Malcolm Potts, professor of population and family planning | February 7, 2016

Henry VIII, famous for abandoning the Catholic Church and marrying six times, liked jousting. Jousting is martial sport where two horsemen in armor gallop towards one another at breakneck speed holding wooden lances. The aim is to strike your opponent and if possible unseat him. Henry was concussed several times, the most severe battering occurring 1536 when the King was unconscious for two hours.

portrait of Henry VIII

Henry VIII portrait by Hans Holbein the Younger (Art Gallery of South Australia)

Prior to the 1530s, Henry VIII was an athletic, multi-talented (33 of his musical compositions survive in the British Library), and charismatic, if libidinous ruler. After the late 1530s he became obese, forgetful, subject to fits of range, and impotent.
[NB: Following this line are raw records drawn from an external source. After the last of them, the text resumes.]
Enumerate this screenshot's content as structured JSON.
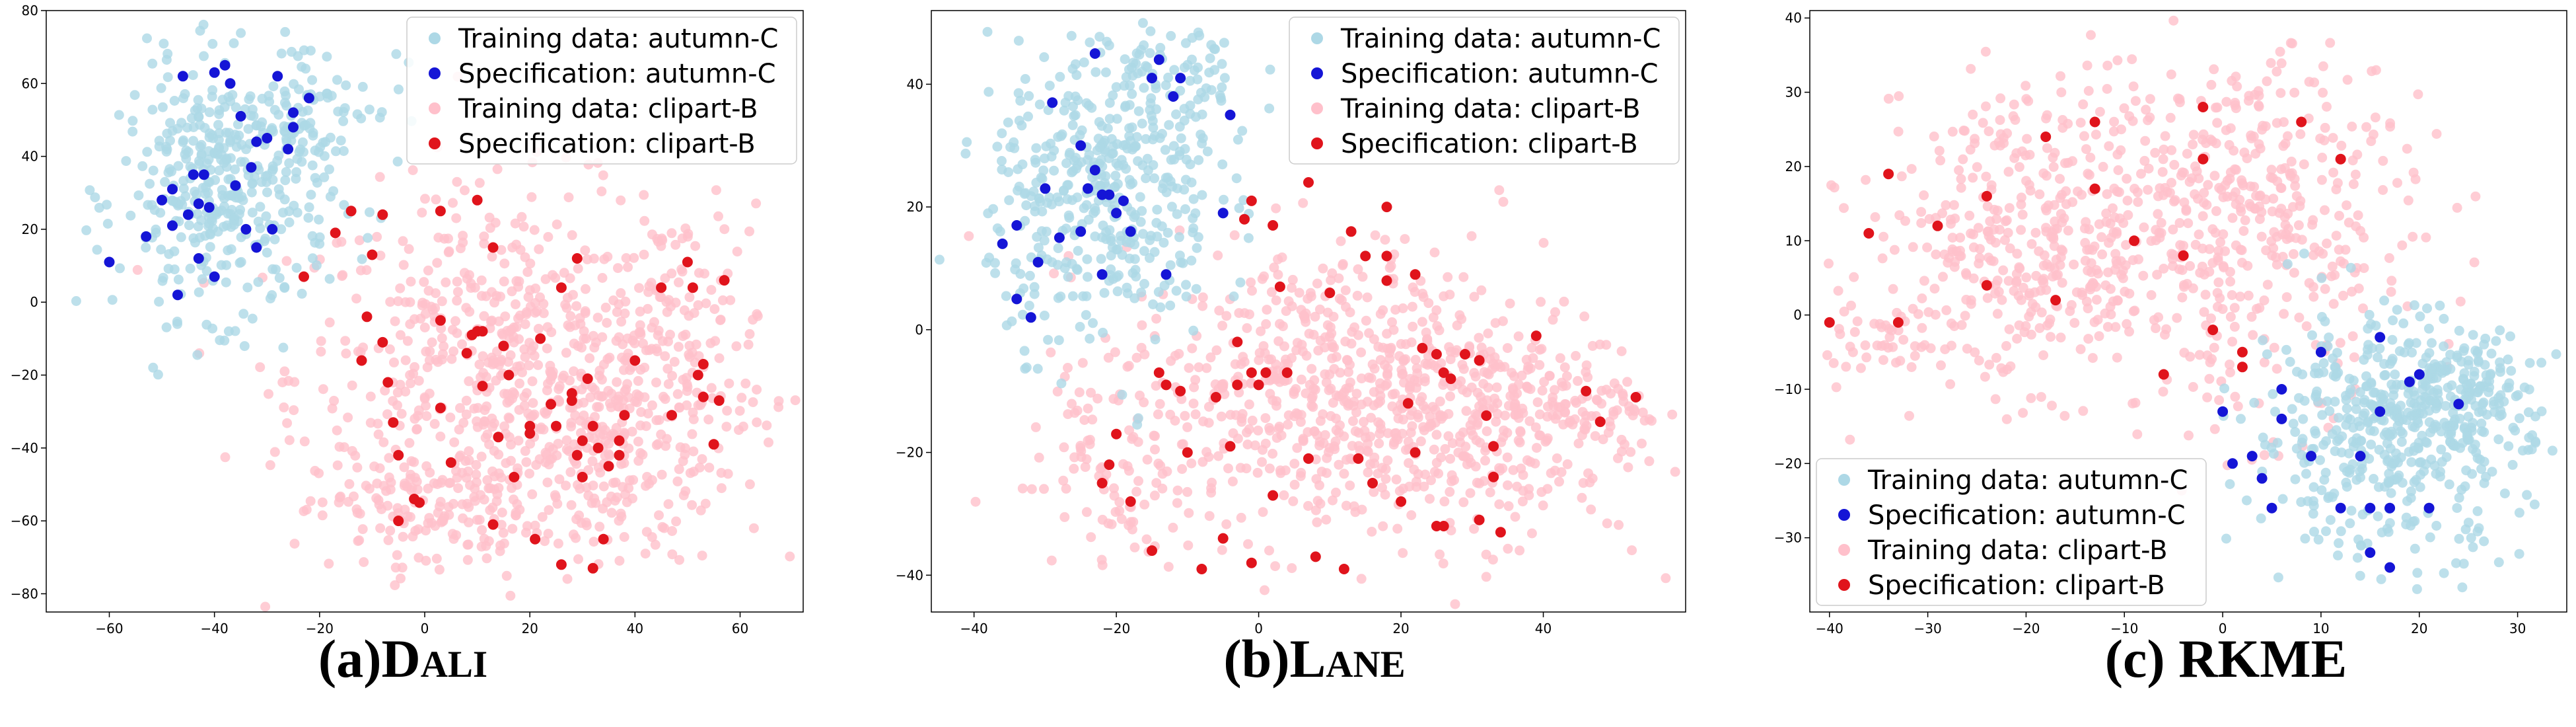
{
  "colors": {
    "train_autumn": "#add8e6",
    "spec_autumn": "#1515d6",
    "train_clipart": "#ffc0cb",
    "spec_clipart": "#e0141c"
  },
  "chart_data": [
    {
      "type": "scatter",
      "caption": {
        "prefix": "(a)",
        "name": "Dali",
        "style": "small-caps"
      },
      "xlim": [
        -72,
        72
      ],
      "ylim": [
        -85,
        80
      ],
      "xticks": [
        -60,
        -40,
        -20,
        0,
        20,
        40,
        60
      ],
      "yticks": [
        -80,
        -60,
        -40,
        -20,
        0,
        20,
        40,
        60,
        80
      ],
      "legend": {
        "position": "top-right",
        "entries": [
          "Training data: autumn-C",
          "Specification: autumn-C",
          "Training data: clipart-B",
          "Specification: clipart-B"
        ]
      },
      "clusters": {
        "autumn": [
          {
            "cx": -38,
            "cy": 30,
            "sx": 10,
            "sy": 17,
            "n": 380
          },
          {
            "cx": -22,
            "cy": 55,
            "sx": 9,
            "sy": 9,
            "n": 80
          }
        ],
        "clipart": [
          {
            "cx": 15,
            "cy": -20,
            "sx": 20,
            "sy": 25,
            "n": 600
          },
          {
            "cx": 32,
            "cy": -40,
            "sx": 14,
            "sy": 16,
            "n": 200
          },
          {
            "cx": 0,
            "cy": -58,
            "sx": 10,
            "sy": 8,
            "n": 100
          },
          {
            "cx": 48,
            "cy": -10,
            "sx": 9,
            "sy": 18,
            "n": 120
          }
        ]
      },
      "series": [
        {
          "name": "Specification: autumn-C",
          "points": [
            [
              -46,
              62
            ],
            [
              -40,
              63
            ],
            [
              -38,
              65
            ],
            [
              -37,
              60
            ],
            [
              -28,
              62
            ],
            [
              -22,
              56
            ],
            [
              -30,
              45
            ],
            [
              -25,
              52
            ],
            [
              -44,
              35
            ],
            [
              -42,
              35
            ],
            [
              -43,
              27
            ],
            [
              -41,
              26
            ],
            [
              -48,
              31
            ],
            [
              -35,
              51
            ],
            [
              -36,
              32
            ],
            [
              -48,
              21
            ],
            [
              -45,
              24
            ],
            [
              -34,
              20
            ],
            [
              -29,
              20
            ],
            [
              -32,
              15
            ],
            [
              -43,
              12
            ],
            [
              -40,
              7
            ],
            [
              -47,
              2
            ],
            [
              -53,
              18
            ],
            [
              -50,
              28
            ],
            [
              -60,
              11
            ],
            [
              -33,
              37
            ],
            [
              -25,
              48
            ],
            [
              -32,
              44
            ],
            [
              -26,
              42
            ]
          ]
        },
        {
          "name": "Specification: clipart-B",
          "points": [
            [
              -23,
              7
            ],
            [
              -17,
              19
            ],
            [
              -14,
              25
            ],
            [
              -11,
              -4
            ],
            [
              -10,
              13
            ],
            [
              -8,
              24
            ],
            [
              -8,
              -11
            ],
            [
              -7,
              -22
            ],
            [
              -6,
              -33
            ],
            [
              -5,
              -42
            ],
            [
              -1,
              -55
            ],
            [
              -2,
              -54
            ],
            [
              3,
              25
            ],
            [
              3,
              -5
            ],
            [
              3,
              -29
            ],
            [
              5,
              -44
            ],
            [
              8,
              -14
            ],
            [
              10,
              28
            ],
            [
              9,
              -9
            ],
            [
              10,
              -8
            ],
            [
              11,
              -8
            ],
            [
              11,
              -23
            ],
            [
              13,
              15
            ],
            [
              13,
              -61
            ],
            [
              15,
              -12
            ],
            [
              20,
              -34
            ],
            [
              21,
              -65
            ],
            [
              22,
              -10
            ],
            [
              24,
              -28
            ],
            [
              25,
              -34
            ],
            [
              26,
              -72
            ],
            [
              28,
              -27
            ],
            [
              29,
              -42
            ],
            [
              30,
              -48
            ],
            [
              31,
              -21
            ],
            [
              32,
              -34
            ],
            [
              32,
              -73
            ],
            [
              34,
              -65
            ],
            [
              35,
              -45
            ],
            [
              37,
              -42
            ],
            [
              37,
              -38
            ],
            [
              38,
              -31
            ],
            [
              40,
              -16
            ],
            [
              45,
              4
            ],
            [
              47,
              -31
            ],
            [
              50,
              11
            ],
            [
              51,
              4
            ],
            [
              52,
              -20
            ],
            [
              53,
              -26
            ],
            [
              53,
              -17
            ],
            [
              55,
              -39
            ],
            [
              56,
              -27
            ],
            [
              57,
              6
            ],
            [
              20,
              -36
            ],
            [
              28,
              -25
            ],
            [
              30,
              -38
            ],
            [
              33,
              -40
            ],
            [
              16,
              -20
            ],
            [
              14,
              -37
            ],
            [
              -12,
              -16
            ],
            [
              26,
              4
            ],
            [
              -5,
              -60
            ],
            [
              17,
              -48
            ],
            [
              29,
              12
            ]
          ]
        }
      ]
    },
    {
      "type": "scatter",
      "caption": {
        "prefix": "(b)",
        "name": "Lane",
        "style": "small-caps"
      },
      "xlim": [
        -46,
        60
      ],
      "ylim": [
        -46,
        52
      ],
      "xticks": [
        -40,
        -20,
        0,
        20,
        40
      ],
      "yticks": [
        -40,
        -20,
        0,
        20,
        40
      ],
      "legend": {
        "position": "top-right",
        "entries": [
          "Training data: autumn-C",
          "Specification: autumn-C",
          "Training data: clipart-B",
          "Specification: clipart-B"
        ]
      },
      "clusters": {
        "autumn": [
          {
            "cx": -22,
            "cy": 22,
            "sx": 8,
            "sy": 12,
            "n": 420
          },
          {
            "cx": -12,
            "cy": 40,
            "sx": 6,
            "sy": 6,
            "n": 80
          }
        ],
        "clipart": [
          {
            "cx": 10,
            "cy": -10,
            "sx": 15,
            "sy": 12,
            "n": 600
          },
          {
            "cx": 30,
            "cy": -15,
            "sx": 12,
            "sy": 10,
            "n": 250
          },
          {
            "cx": 45,
            "cy": -12,
            "sx": 6,
            "sy": 4,
            "n": 60
          },
          {
            "cx": -20,
            "cy": -22,
            "sx": 6,
            "sy": 8,
            "n": 80
          }
        ]
      },
      "series": [
        {
          "name": "Specification: autumn-C",
          "points": [
            [
              -23,
              45
            ],
            [
              -14,
              44
            ],
            [
              -15,
              41
            ],
            [
              -11,
              41
            ],
            [
              -12,
              38
            ],
            [
              -29,
              37
            ],
            [
              -4,
              35
            ],
            [
              -25,
              30
            ],
            [
              -30,
              23
            ],
            [
              -23,
              26
            ],
            [
              -21,
              22
            ],
            [
              -19,
              21
            ],
            [
              -24,
              23
            ],
            [
              -22,
              22
            ],
            [
              -20,
              19
            ],
            [
              -25,
              16
            ],
            [
              -28,
              15
            ],
            [
              -18,
              16
            ],
            [
              -34,
              17
            ],
            [
              -36,
              14
            ],
            [
              -31,
              11
            ],
            [
              -13,
              9
            ],
            [
              -22,
              9
            ],
            [
              -34,
              5
            ],
            [
              -32,
              2
            ],
            [
              -5,
              19
            ]
          ]
        },
        {
          "name": "Specification: clipart-B",
          "points": [
            [
              -1,
              21
            ],
            [
              -2,
              18
            ],
            [
              2,
              17
            ],
            [
              3,
              7
            ],
            [
              7,
              24
            ],
            [
              10,
              6
            ],
            [
              13,
              16
            ],
            [
              15,
              12
            ],
            [
              18,
              8
            ],
            [
              18,
              12
            ],
            [
              18,
              20
            ],
            [
              22,
              9
            ],
            [
              23,
              -3
            ],
            [
              25,
              -4
            ],
            [
              26,
              -7
            ],
            [
              27,
              -8
            ],
            [
              29,
              -4
            ],
            [
              31,
              -5
            ],
            [
              32,
              -14
            ],
            [
              33,
              -19
            ],
            [
              33,
              -24
            ],
            [
              31,
              -31
            ],
            [
              34,
              -33
            ],
            [
              39,
              -1
            ],
            [
              46,
              -10
            ],
            [
              48,
              -15
            ],
            [
              53,
              -11
            ],
            [
              26,
              -32
            ],
            [
              25,
              -32
            ],
            [
              22,
              -20
            ],
            [
              21,
              -12
            ],
            [
              16,
              -25
            ],
            [
              12,
              -39
            ],
            [
              8,
              -37
            ],
            [
              2,
              -27
            ],
            [
              -1,
              -38
            ],
            [
              -5,
              -34
            ],
            [
              -8,
              -39
            ],
            [
              -10,
              -20
            ],
            [
              -13,
              -9
            ],
            [
              -14,
              -7
            ],
            [
              -15,
              -36
            ],
            [
              -11,
              -10
            ],
            [
              -3,
              -9
            ],
            [
              -1,
              -7
            ],
            [
              -4,
              -19
            ],
            [
              -6,
              -11
            ],
            [
              -18,
              -28
            ],
            [
              -20,
              -17
            ],
            [
              -21,
              -22
            ],
            [
              -22,
              -25
            ],
            [
              7,
              -21
            ],
            [
              1,
              -7
            ],
            [
              0,
              -9
            ],
            [
              -3,
              -2
            ],
            [
              4,
              -7
            ],
            [
              14,
              -21
            ],
            [
              20,
              -28
            ]
          ]
        }
      ]
    },
    {
      "type": "scatter",
      "caption": {
        "prefix": "(c)",
        "name": "RKME",
        "style": "normal"
      },
      "xlim": [
        -42,
        35
      ],
      "ylim": [
        -40,
        41
      ],
      "xticks": [
        -40,
        -30,
        -20,
        -10,
        0,
        10,
        20,
        30
      ],
      "yticks": [
        -30,
        -20,
        -10,
        0,
        10,
        20,
        30,
        40
      ],
      "legend": {
        "position": "bottom-left",
        "entries": [
          "Training data: autumn-C",
          "Specification: autumn-C",
          "Training data: clipart-B",
          "Specification: clipart-B"
        ]
      },
      "clusters": {
        "autumn": [
          {
            "cx": 17,
            "cy": -16,
            "sx": 7,
            "sy": 8,
            "n": 460
          },
          {
            "cx": 24,
            "cy": -10,
            "sx": 4,
            "sy": 4,
            "n": 120
          }
        ],
        "clipart": [
          {
            "cx": -20,
            "cy": 10,
            "sx": 8,
            "sy": 10,
            "n": 360
          },
          {
            "cx": 0,
            "cy": 10,
            "sx": 10,
            "sy": 12,
            "n": 380
          },
          {
            "cx": 5,
            "cy": 20,
            "sx": 6,
            "sy": 7,
            "n": 100
          },
          {
            "cx": -35,
            "cy": -2,
            "sx": 3,
            "sy": 3,
            "n": 40
          }
        ]
      },
      "series": [
        {
          "name": "Specification: autumn-C",
          "points": [
            [
              16,
              -3
            ],
            [
              10,
              -5
            ],
            [
              19,
              -9
            ],
            [
              6,
              -10
            ],
            [
              24,
              -12
            ],
            [
              6,
              -14
            ],
            [
              0,
              -13
            ],
            [
              16,
              -13
            ],
            [
              9,
              -19
            ],
            [
              14,
              -19
            ],
            [
              3,
              -19
            ],
            [
              4,
              -22
            ],
            [
              5,
              -26
            ],
            [
              12,
              -26
            ],
            [
              15,
              -26
            ],
            [
              17,
              -26
            ],
            [
              21,
              -26
            ],
            [
              17,
              -34
            ],
            [
              15,
              -32
            ],
            [
              20,
              -8
            ],
            [
              1,
              -20
            ]
          ]
        },
        {
          "name": "Specification: clipart-B",
          "points": [
            [
              -2,
              28
            ],
            [
              -13,
              26
            ],
            [
              -18,
              24
            ],
            [
              8,
              26
            ],
            [
              -2,
              21
            ],
            [
              12,
              21
            ],
            [
              -34,
              19
            ],
            [
              -13,
              17
            ],
            [
              -24,
              16
            ],
            [
              -29,
              12
            ],
            [
              -36,
              11
            ],
            [
              -9,
              10
            ],
            [
              -4,
              8
            ],
            [
              -24,
              4
            ],
            [
              -17,
              2
            ],
            [
              -33,
              -1
            ],
            [
              -40,
              -1
            ],
            [
              -1,
              -2
            ],
            [
              2,
              -7
            ],
            [
              -6,
              -8
            ],
            [
              2,
              -5
            ]
          ]
        }
      ]
    }
  ]
}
Dr. Arash Salardini, a Yale neurologist, has a paper to be published in the Journal of Clinical Neurology, suggesting that Henry VIII, like many American football players, suffered from chronic traumatic encephalopathy (CTE). It is a plausible diagnosis for someone who enjoyed a sport involving being knocked on the head, or having your horse roll over you when you have been unseated – something that happened to Henry.
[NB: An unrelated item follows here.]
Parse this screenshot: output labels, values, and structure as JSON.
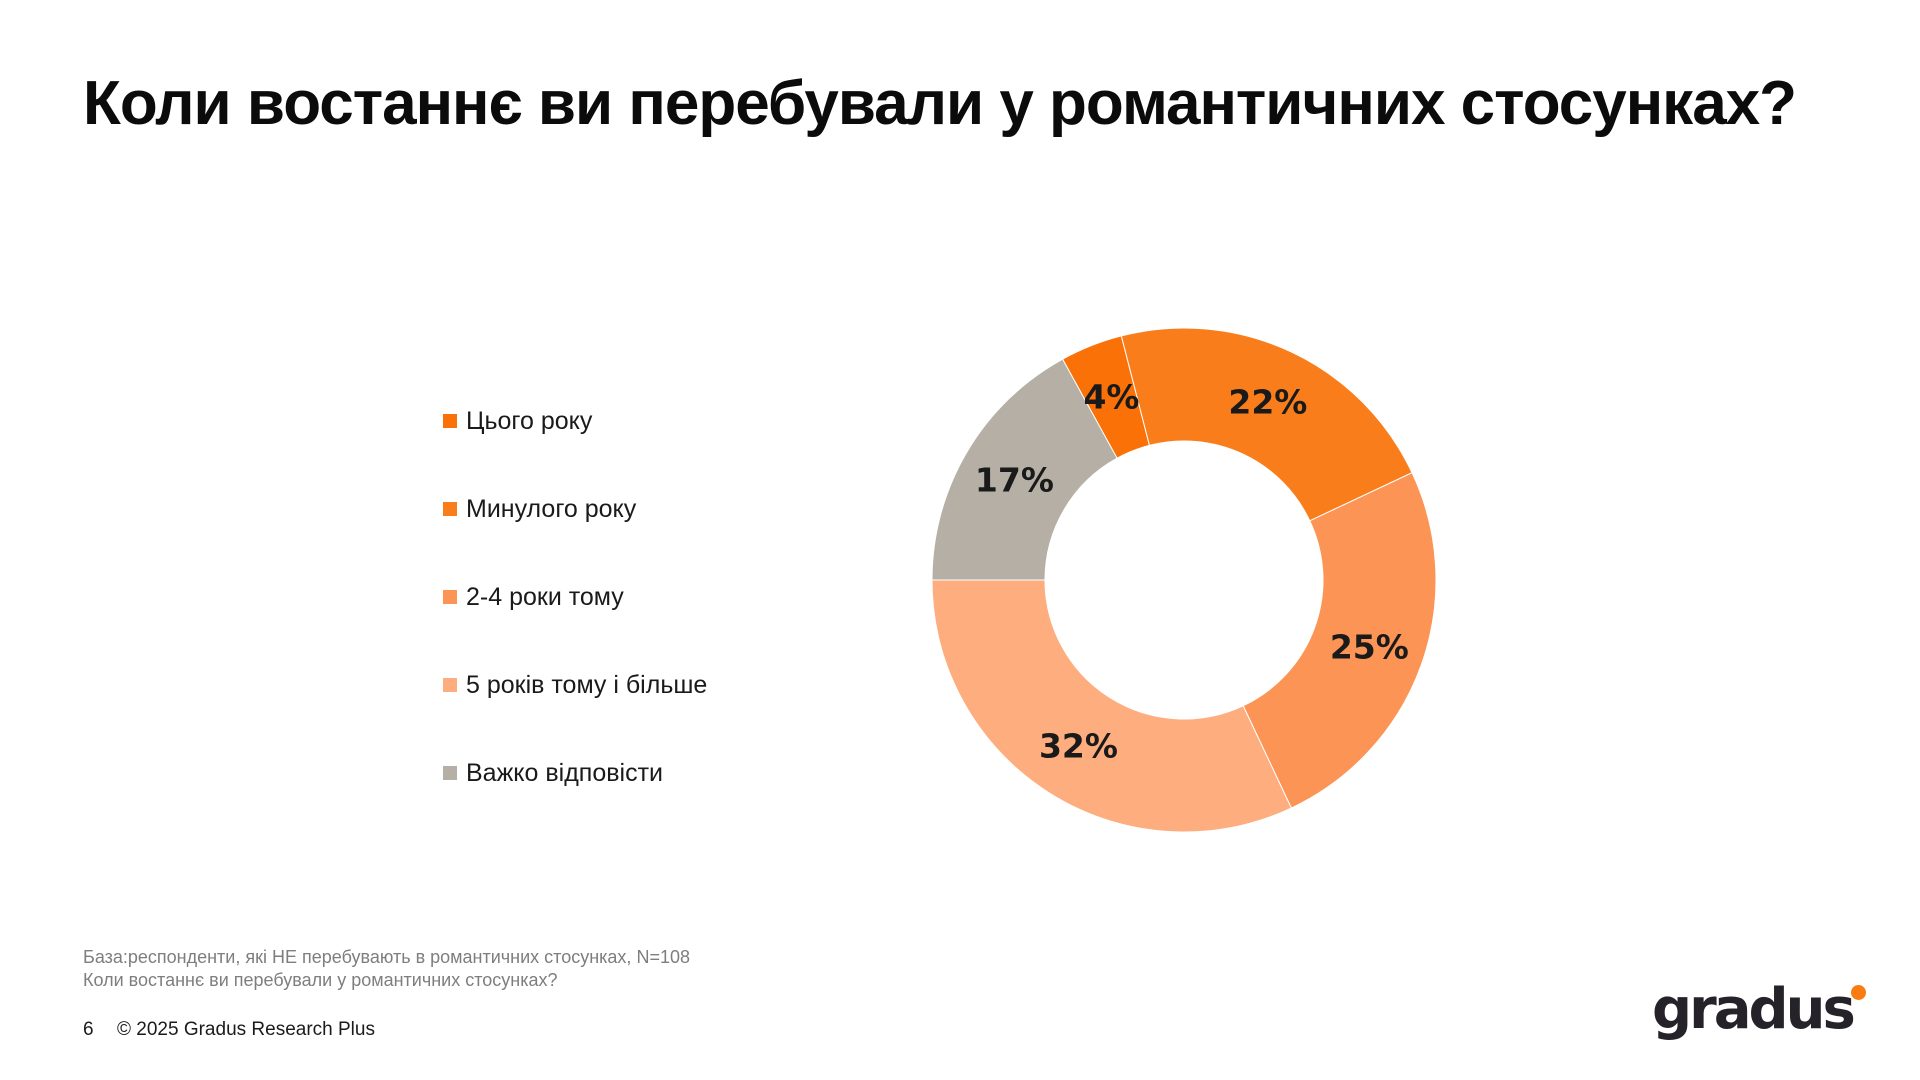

More and more post mortem studies of the brains of modern NFL players are being undertaken. So far CTE has been found in 90 out of the 94 NFL players whose brains have been examined. They have ranged in age from Tyler Stash, who died aged 27 to Earl Morrall who lived to be 79. Last week, The New York Times published photographs of the brain of NFL quarterback Ken Stabler. CTE lesions were especially severe in the hippocampus and amygdala, which are regions of the brain important in emotions, memory and learning.

jousting reenactment

Seattle Knights jousting reenactment (Doug Herring via Wikimedia Commons)

As I write, the 50th Super Bowl is about to kick off. We can be certain that, as we watch, the inevitable course of CTE will be accelerated in some of the players.

CTE can only be diagnosed post mortem  and we can never be certain about Henry VIII’s diagnosis. The evidence of CTE in men who play American football is inescapable. As a great university, renowned for following the findings of science, we should have the courage to close down UC Berkeley’s football team.

Jousting, like American football, was a popular sport. It still makes for dramatic sequences in Hollywood movies. A football-free campus will not be popular but, like jousting, American football will end.  Jousting ceased in France in 1559 when the reigning king, Henry II, was killed in a jousting accident.

Ending American football will also be financially prudent. Sooner or later, it is highly likely that eager lawyers will begin to sue universities for exposing young men to head injury and CTE, just as the NFL faces a $1 billion law suit to compensate former NFL players.